Besides being a father figure, McBride has been a football mentor to Jackson, helping him learn the fundamental X's and O's of the game.

Jackson has only been playing football since his junior year of high school in Tempe, Ariz. He was originally an all-state athlete in basketball and track and field, with his name on a few school records. He only went out for football after being coaxed by his coaches. It was his athletic ability that caught McBride's eye.

"The guy is gifted," McBride said. "If anybody deserves to have a good final year of college football, it's this kid because his years at Utah were, in a way, wasted because he wasn't as productive as he could have been. Hopefully now he can do the things he's always wanted to do."

Jackson's career at Utah can be summed up with a few statistics. In 2002, he played in nine games, caught three passes for 34 yards and a touchdown. In 2003, he played in six games and had one solo tackle.
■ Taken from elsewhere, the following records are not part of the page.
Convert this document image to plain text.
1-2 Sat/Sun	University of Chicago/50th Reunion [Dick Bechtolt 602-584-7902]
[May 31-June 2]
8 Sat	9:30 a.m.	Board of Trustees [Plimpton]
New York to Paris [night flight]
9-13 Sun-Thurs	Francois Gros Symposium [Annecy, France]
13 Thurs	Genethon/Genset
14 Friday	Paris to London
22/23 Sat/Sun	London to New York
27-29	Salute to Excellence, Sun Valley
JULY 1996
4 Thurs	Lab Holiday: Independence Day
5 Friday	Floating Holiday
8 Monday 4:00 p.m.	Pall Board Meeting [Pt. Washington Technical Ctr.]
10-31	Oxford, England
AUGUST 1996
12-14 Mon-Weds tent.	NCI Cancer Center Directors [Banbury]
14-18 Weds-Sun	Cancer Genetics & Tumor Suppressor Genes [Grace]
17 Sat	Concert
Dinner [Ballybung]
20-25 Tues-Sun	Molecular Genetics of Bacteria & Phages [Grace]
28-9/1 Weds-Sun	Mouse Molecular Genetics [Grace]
He did not play in 2004. He felt lost in the mix. At one point, he even talked to former Utah coach Rick Majerus about walking on the basketball team.

"I struggled," Jackson said. "When Mac left, I didn't really have anyone who could teach me football. I was just out being an athlete, running around."

But when McBride became Weber State's football coach, Jackson was one of the first people he thought of. He was sure he could use a receiver with 4.55 40-yard dash speed and a vertical leap of 39 inches.

A release from Utah was secured and all the academic arrangements were made.

Weber State quarterback Ian Pizarro is glad Jackson is a Wildcat.

"He brings leadership to the receivers, even though he has only been here (since August), he came from Utah and already people look up to him," Pizarro said. "He came in here and made an impact right away."

In the game against Fresno State, Lusk said Jackson could do no wrong against one of the best defensive secondaries in college football. "He was a one-man show," Lusk said. "He ran the wrong route and caught a ball."

On that particular play, Jackson said he missed the call in the huddle but didn't want to get in trouble, so he ad-libbed.

"I just gave my defender a move and ran across the middle because I didn't know what else to do. I saw Ian give me a look like, 'That's not what you're supposed to be doing,' so I had to make the play because I didn't want to get chewed out later on. It worked out."

All Jackson wants to do this season is help the Wildcats win. He has no personal goals. After football season, he thinks it would be fun to see if basketball coach Joe Cravens would let him play hoops for Weber State. He would love an opportunity to play professional football, but if not, he can picture himself as a counselor who works with troubled youths.


Name: Lynzell Jackson

Class: Senior

Height: 6-3 Weight: 200

Hometown: Tempe, Ariz.

2005 stats: Jackson has 18 catches for 272 yards and a TD in four games.